Finding devices to replace costly CMOS-incompatible III-V semiconductors for photodetectors that are both high performance and environmentally friendly has been a challenge. But researchers at the Institute of Photonic Sciences have recently started using bismuth sulphide (Bi2S3) flakes on a silicon dioxide substrate that allow for additional light absorption and can create high gain, low noise, high sensitivity photodetectors.
By controlling defects in materials it’s possible to extend the semiconductor’s spectral reach beyond its bandgap and expand the material availability for the infrared part of thespectrum.
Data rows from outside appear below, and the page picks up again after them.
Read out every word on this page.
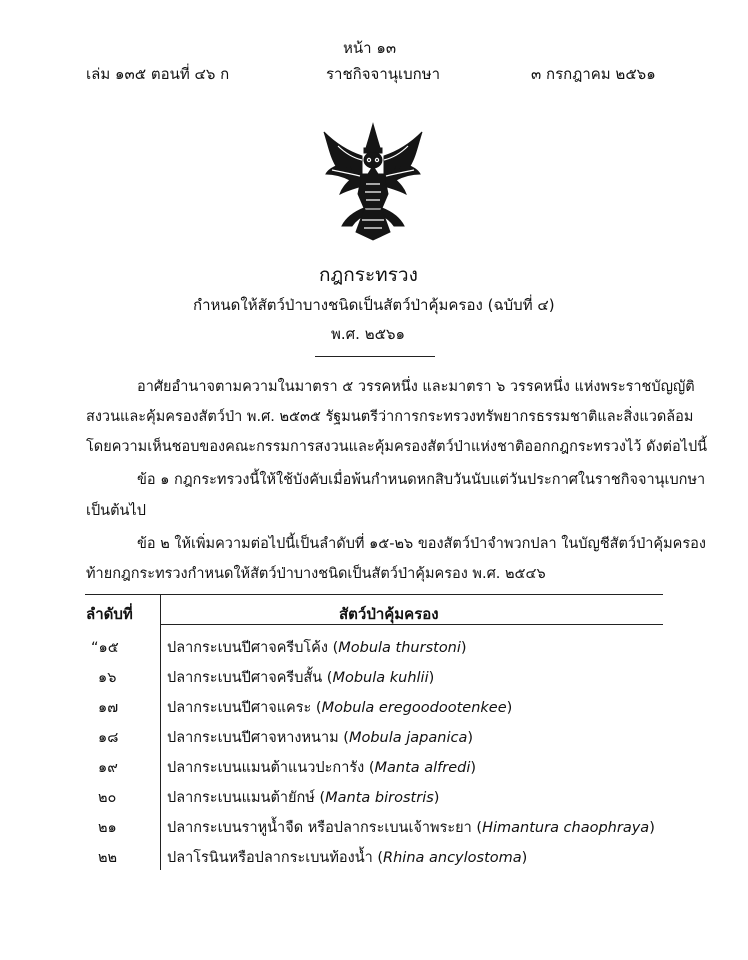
หน้า ๑๓
เล่ม ๑๓๕ ตอนที่ ๔๖ ก	ราชกิจจานุเบกษา	๓ กรกฎาคม ๒๕๖๑
กฎกระทรวง
กำหนดให้สัตว์ป่าบางชนิดเป็นสัตว์ป่าคุ้มครอง (ฉบับที่ ๔)
พ.ศ. ๒๕๖๑
อาศัยอำนาจตามความในมาตรา ๕ วรรคหนึ่ง และมาตรา ๖ วรรคหนึ่ง แห่งพระราชบัญญัติ
สงวนและคุ้มครองสัตว์ป่า พ.ศ. ๒๕๓๕ รัฐมนตรีว่าการกระทรวงทรัพยากรธรรมชาติและสิ่งแวดล้อม
โดยความเห็นชอบของคณะกรรมการสงวนและคุ้มครองสัตว์ป่าแห่งชาติออกกฎกระทรวงไว้ ดังต่อไปนี้
ข้อ ๑ กฎกระทรวงนี้ให้ใช้บังคับเมื่อพ้นกำหนดหกสิบวันนับแต่วันประกาศในราชกิจจานุเบกษา
เป็นต้นไป
ข้อ ๒ ให้เพิ่มความต่อไปนี้เป็นลำดับที่ ๑๕-๒๖ ของสัตว์ป่าจำพวกปลา ในบัญชีสัตว์ป่าคุ้มครอง
ท้ายกฎกระทรวงกำหนดให้สัตว์ป่าบางชนิดเป็นสัตว์ป่าคุ้มครอง พ.ศ. ๒๕๔๖
ลำดับที่	สัตว์ป่าคุ้มครอง
“๑๕	ปลากระเบนปีศาจครีบโค้ง (Mobula thurstoni)
๑๖	ปลากระเบนปีศาจครีบสั้น (Mobula kuhlii)
๑๗	ปลากระเบนปีศาจแคระ (Mobula eregoodootenkee)
๑๘	ปลากระเบนปีศาจหางหนาม (Mobula japanica)
๑๙	ปลากระเบนแมนต้าแนวปะการัง (Manta alfredi)
๒๐	ปลากระเบนแมนต้ายักษ์ (Manta birostris)
๒๑	ปลากระเบนราหูน้ำจืด หรือปลากระเบนเจ้าพระยา (Himantura chaophraya)
๒๒	ปลาโรนินหรือปลากระเบนท้องน้ำ (Rhina ancylostoma)
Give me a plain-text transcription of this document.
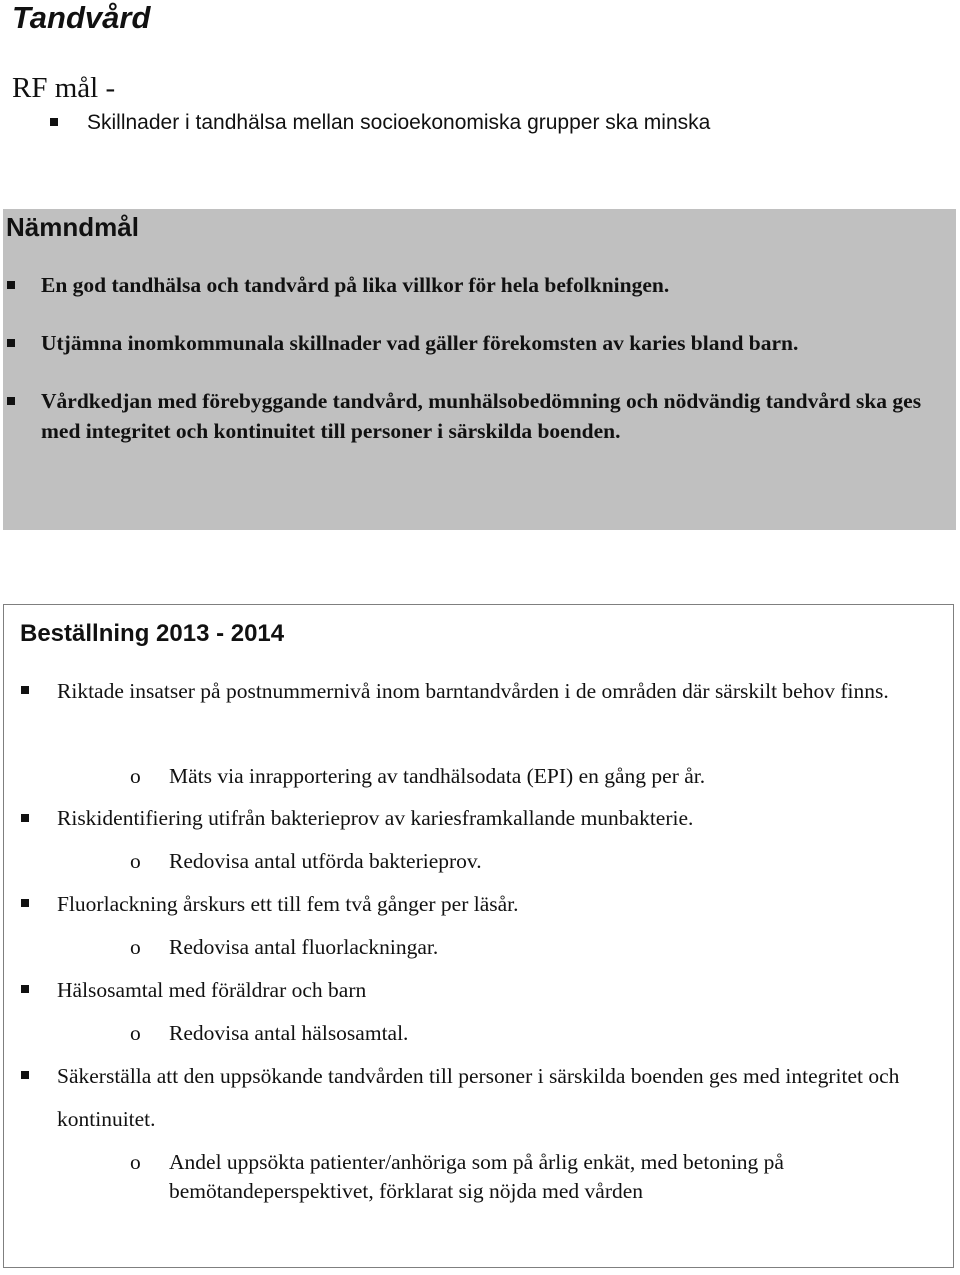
Tandvård
RF mål -
Skillnader i tandhälsa mellan socioekonomiska grupper ska minska
Nämndmål
En god tandhälsa och tandvård på lika villkor för hela befolkningen.
Utjämna inomkommunala skillnader vad gäller förekomsten av karies bland barn.
Vårdkedjan med förebyggande tandvård, munhälsobedömning och nödvändig tandvård ska ges med integritet och kontinuitet till personer i särskilda boenden.
Beställning 2013 - 2014
Riktade insatser på postnummernivå inom barntandvården i de områden där särskilt behov finns.
o Mäts via inrapportering av tandhälsodata (EPI) en gång per år.
Riskidentifiering utifrån bakterieprov av kariesframkallande munbakterie.
o Redovisa antal utförda bakterieprov.
Fluorlackning årskurs ett till fem två gånger per läsår.
o Redovisa antal fluorlackningar.
Hälsosamtal med föräldrar och barn
o Redovisa antal hälsosamtal.
Säkerställa att den uppsökande tandvården till personer i särskilda boenden ges med integritet och kontinuitet.
o Andel uppsökta patienter/anhöriga som på årlig enkät, med betoning på bemötandeperspektivet, förklarat sig nöjda med vården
The Bi2S3 creates extended in-gap states for infrared detectors with fast and high photo-response levels in the short-wave infrared range.
The team of researchers, led by ICREA Prof at ICFO Gerasimos Konstantatos, first created a photoconductive detector that allowed an increased absorption of light below the bandgap value of Bi2S3, that is sub-bandgap. Their second photodetector created a sulphur deficiency mechanism by synthesizing Bi2S3 crystals during a sulfurization process (changing the concentration percentages of Bi and S in the crystal). By subsequently refilling the sulphur vacancies and performing a mild chemical treatment on the sulphur-deficient-based detector through a surface passivation process of the crystal, they were able to produce a time response of 10ms for the infrared and visible light range and detector that was 50 times faster than their original.
The results of this study provide new insights into the role atomic vacancies play in the electronic structure and how sub-bandgap photoresponse effects can enable ultrasensitive, fast, and broadband photodetectors.
The EU Restriction of Hazardous Substances Directive that took effect in 2006 and its subsequent Waste Electrical and Electronic Equipment Directive, while not globally binding, have led to both state and voluntary industry initiatives to ensure manufacturing and consumer compliance.